Throughout my career I have observed many reasons people and organization fail to convert their targeting plans into actions. For some the failure comes from a subtle fear of rejection or lack of confidence. For others the failure to stay focused on the most important relationships comes from a lack of internal processes and tools that help hold the entire team accountable.
In the post-information age, there are of course no lack of websites, programs and apps that will help you manage your contacts and call lists. Most of these tools are geared toward sales professionals and seem to have limited application for policy professionals. And anyway, apps and websites do not relationships make.
Our RQM (Relationship Quotient Manager) is something different. It combines basic management principles with online tools to help individuals and organizations stay focused on the right people and prospects.
The process starts with a discussion about organizational goals. This conversation is not a formal strategic planning session, but rather a brief examination and clarification of desired outcomes. In its simplest terms, “What do we win when we win?”
While there are some clear-cut goals such as “pass this bill” or “elect that candidate,” most of the work of public affairs has to do with more malleable, even ineffable concepts such as “raising awareness” or “expanding markets.”
If we are not able to render this discussion into a handful of salient and actionable priorities, then the process stops. If you can’t explain to the architect what you want, then hiring a carpeting is only inviting disaster.
If, however, consensus arises around the stated goals, the process then shifts to identifying the corresponding constituency. Who are the people most equipped to help us achieve the stated goals? We set about gathering all the names and contact information form the many and varied repositories: iPhone contacts, Outlook address books, event sign-in sheets are all showered (scoured?) for the people who will help us achieve our goals.
Action Factory then consolidates this information into a single list, hosts it in the cloud, and makes it available via several highly intuitive interfaces.
Next, members of your team review their constituencies and assign two numbers to all contacts that makes up their RQ: Their quality of the relationship with this constituent (-1 to 5), and the potential for this constituent impact the goal (1 to 5).

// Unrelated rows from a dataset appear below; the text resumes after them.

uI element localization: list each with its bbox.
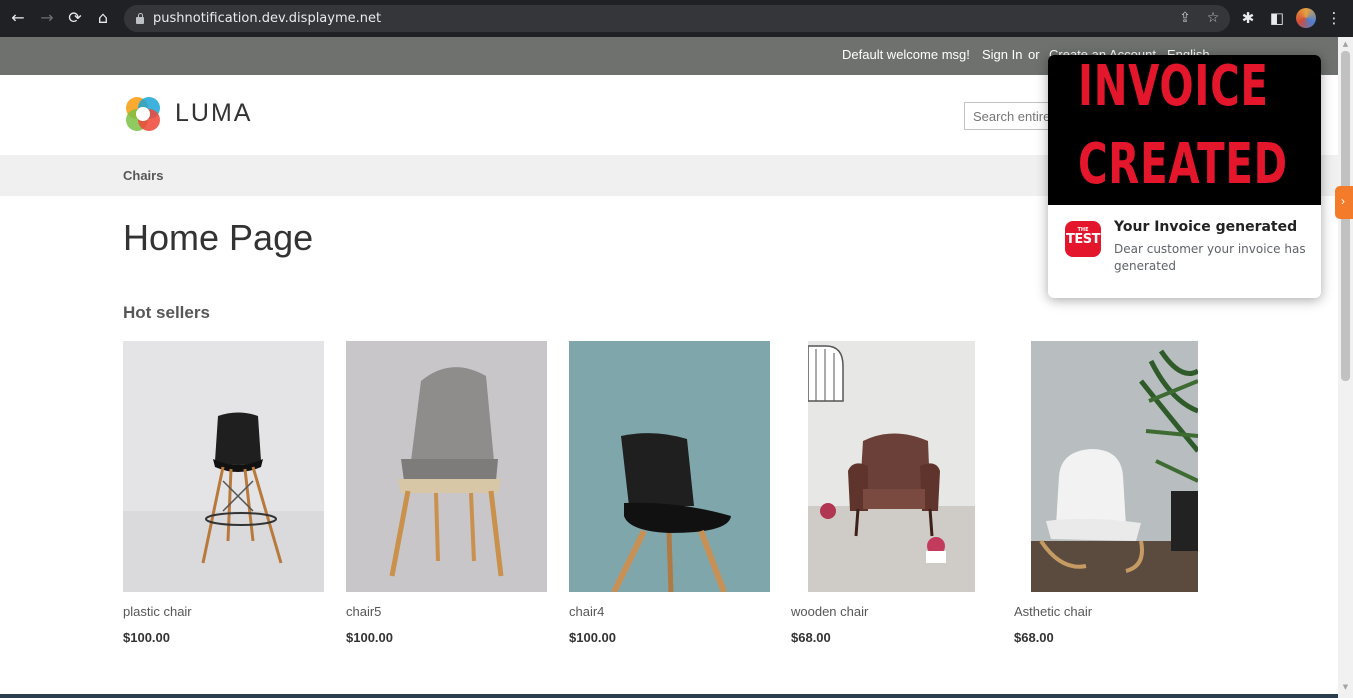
url-text[interactable]: pushnotification.dev.displayme.net [153, 11, 381, 26]
sign-in-link[interactable]: Sign In [982, 47, 1022, 62]
banner-line-1: INVOICE [1078, 55, 1269, 119]
nav-item-chairs[interactable]: Chairs [123, 168, 163, 183]
back-icon[interactable]: ← [8, 8, 28, 28]
logo-text[interactable]: LUMA [175, 99, 252, 128]
lock-icon[interactable] [136, 13, 144, 24]
browser-toolbar: ← → ⟳ ⌂ pushnotification.dev.displayme.n… [0, 0, 1353, 37]
product-price: $68.00 [1014, 630, 1054, 645]
product-name[interactable]: wooden chair [791, 604, 868, 619]
section-title: Hot sellers [123, 303, 210, 322]
address-bar[interactable]: pushnotification.dev.displayme.net ⇪ ☆ [124, 5, 1230, 32]
share-icon[interactable]: ⇪ [1176, 9, 1194, 27]
menu-icon[interactable]: ⋮ [1324, 8, 1344, 28]
star-icon[interactable]: ☆ [1204, 9, 1222, 27]
product-price: $100.00 [346, 630, 393, 645]
product-image[interactable] [808, 341, 975, 592]
home-icon[interactable]: ⌂ [93, 8, 113, 28]
product-image[interactable] [346, 341, 547, 592]
or-text: or [1028, 47, 1040, 62]
notification-body: Dear customer your invoice has generated [1114, 242, 1306, 273]
product-price: $100.00 [569, 630, 616, 645]
notification-app-icon: THE TEST [1065, 221, 1101, 257]
banner-line-2: CREATED [1078, 132, 1288, 197]
side-panel-icon[interactable]: ◧ [1267, 8, 1287, 28]
page-title: Home Page [123, 217, 314, 258]
vertical-scrollbar[interactable]: ▲ ▼ [1338, 37, 1353, 698]
product-name[interactable]: Asthetic chair [1014, 604, 1092, 619]
product-name[interactable]: chair4 [569, 604, 604, 619]
product-price: $100.00 [123, 630, 170, 645]
chevron-right-icon: › [1341, 194, 1345, 208]
product-image[interactable] [123, 341, 324, 592]
notification-title: Your Invoice generated [1114, 219, 1298, 235]
scroll-down-arrow-icon[interactable]: ▼ [1341, 683, 1350, 691]
notification-banner-image: INVOICE CREATED [1048, 55, 1321, 205]
product-name[interactable]: plastic chair [123, 604, 192, 619]
profile-avatar[interactable] [1296, 8, 1316, 28]
product-price: $68.00 [791, 630, 831, 645]
welcome-message: Default welcome msg! [842, 47, 970, 62]
scroll-up-arrow-icon[interactable]: ▲ [1341, 40, 1350, 48]
product-image[interactable] [1031, 341, 1198, 592]
reload-icon[interactable]: ⟳ [65, 8, 85, 28]
luma-logo-icon[interactable] [123, 94, 163, 134]
product-name[interactable]: chair5 [346, 604, 381, 619]
side-widget-tab[interactable]: › [1335, 186, 1353, 219]
product-image[interactable] [569, 341, 770, 592]
extensions-icon[interactable]: ✱ [1238, 8, 1258, 28]
forward-icon[interactable]: → [37, 8, 57, 28]
push-notification[interactable]: INVOICE CREATED THE TEST Your Invoice ge… [1048, 55, 1321, 298]
icon-large-text: TEST [1066, 232, 1100, 247]
footer-strip [0, 694, 1338, 698]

Our iPhone app has a Tinder-style interface that allows users to easily enter and update rankings. When all contacts have been ranked, each individual will have an RQ and the constituency as a whole will have an average RQ.
This process helps our customers to think deeply about who they should focus on and why. Additionally, once all the ranking is complete, the organization is now able to track the progress of all the keys relationships in the organization.